I prefer to approach supplementation from the perspective that you should supplement your diet with the nutrients you fall short on, not the whole kitchen sink in one pill. For example, plant-based eaters typically get higher levels of vitamins E, A and C, thiamin, riboflavin, and folate than omnivores. So, why supplement all of these nutrients, which may come along for the ride in a multi? And multivitamins may not contain those nutrients you are looking for, such as calcium and choline. A supplement should be just that—a supplement to your diet, covering the shortfall. You may need to only take half the recommended level to meet your diet half way. And remember that overdoing supplements is never a good thing. I recommend sticking as close to the recommended daily level as possible, factoring in that you gain some of these nutrients in your diet, too.

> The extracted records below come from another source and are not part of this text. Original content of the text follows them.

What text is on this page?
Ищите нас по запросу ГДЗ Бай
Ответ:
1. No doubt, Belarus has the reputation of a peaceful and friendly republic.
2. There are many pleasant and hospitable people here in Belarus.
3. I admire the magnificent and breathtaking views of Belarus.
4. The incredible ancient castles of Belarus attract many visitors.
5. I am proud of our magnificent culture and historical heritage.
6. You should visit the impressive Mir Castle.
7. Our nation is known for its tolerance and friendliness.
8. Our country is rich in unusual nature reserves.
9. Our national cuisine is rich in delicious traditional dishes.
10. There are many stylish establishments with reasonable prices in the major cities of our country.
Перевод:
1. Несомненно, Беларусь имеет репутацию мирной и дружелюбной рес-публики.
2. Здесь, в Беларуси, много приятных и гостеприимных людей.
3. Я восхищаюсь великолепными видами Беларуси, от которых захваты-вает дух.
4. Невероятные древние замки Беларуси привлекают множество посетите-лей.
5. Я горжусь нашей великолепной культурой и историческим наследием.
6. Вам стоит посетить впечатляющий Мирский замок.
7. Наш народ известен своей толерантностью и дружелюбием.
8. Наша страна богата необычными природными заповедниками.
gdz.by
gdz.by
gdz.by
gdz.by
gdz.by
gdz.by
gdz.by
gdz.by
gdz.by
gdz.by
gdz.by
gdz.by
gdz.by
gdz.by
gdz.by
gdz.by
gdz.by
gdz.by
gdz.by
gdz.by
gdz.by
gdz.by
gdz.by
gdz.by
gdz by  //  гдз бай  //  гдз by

Please note that it is important to discuss any dietary supplement regimen with your healthcare practitioner. In addition, you should discuss your own personalized vegan meal plan and nutrient needs with a trained, plant-based health care practitioner, such as a registered dietitian or physician knowledgeable in this area.
Vegan and Vegetarian Food Sources of Choline
The following plant foods offer sources of choline.
|Almonds, dry roasted||1 ounce||7|
|Apples, raw, with skin||1 large||8|
|Bananas, raw||1 medium||12|
|Bread, whole wheat||1 slice||15|
|Broccoli, cooked||1 cup, chopped||63|
|Brussels sprouts, cooked||1 cup||63|
|Brown rice, cooked||1 cup||18|
|Chickpeas, cooked||1 cup||70|
|Flaxseed, ground||2 tablespoons||11|
|Lentils, cooked||1 cup||65|
|Oats, instant, fortified, plain||1 cup||17|
|Oranges, raw||1 large||16|
|Peanut butter, smooth||2 tablespoons||20|
|Potatoes, boiled, in skin||½ cup||11|
|Quinoa, uncooked||¼ cup||30|
|Soymilk, original and vanilla, unfortified||1 cup||57|
|Sunflower seeds, dried||1 ounce||15|
|Spaghetti, cooked, enriched||1 cup||13|
|Squash, summer, cooked||1 cup||9|
|Tofu, firm||½ cup||35|
|Tomato sauce||1 cup||15|
|Wheat germ, toasted||2 tablespoons||25|
|Milk, skim||1 cup||38|
|Yogurt, low-fat, plain||1 cup||37|
Image: This Harvest Grain Bowl, which is rich in choline, is featured in my new book California Vegan.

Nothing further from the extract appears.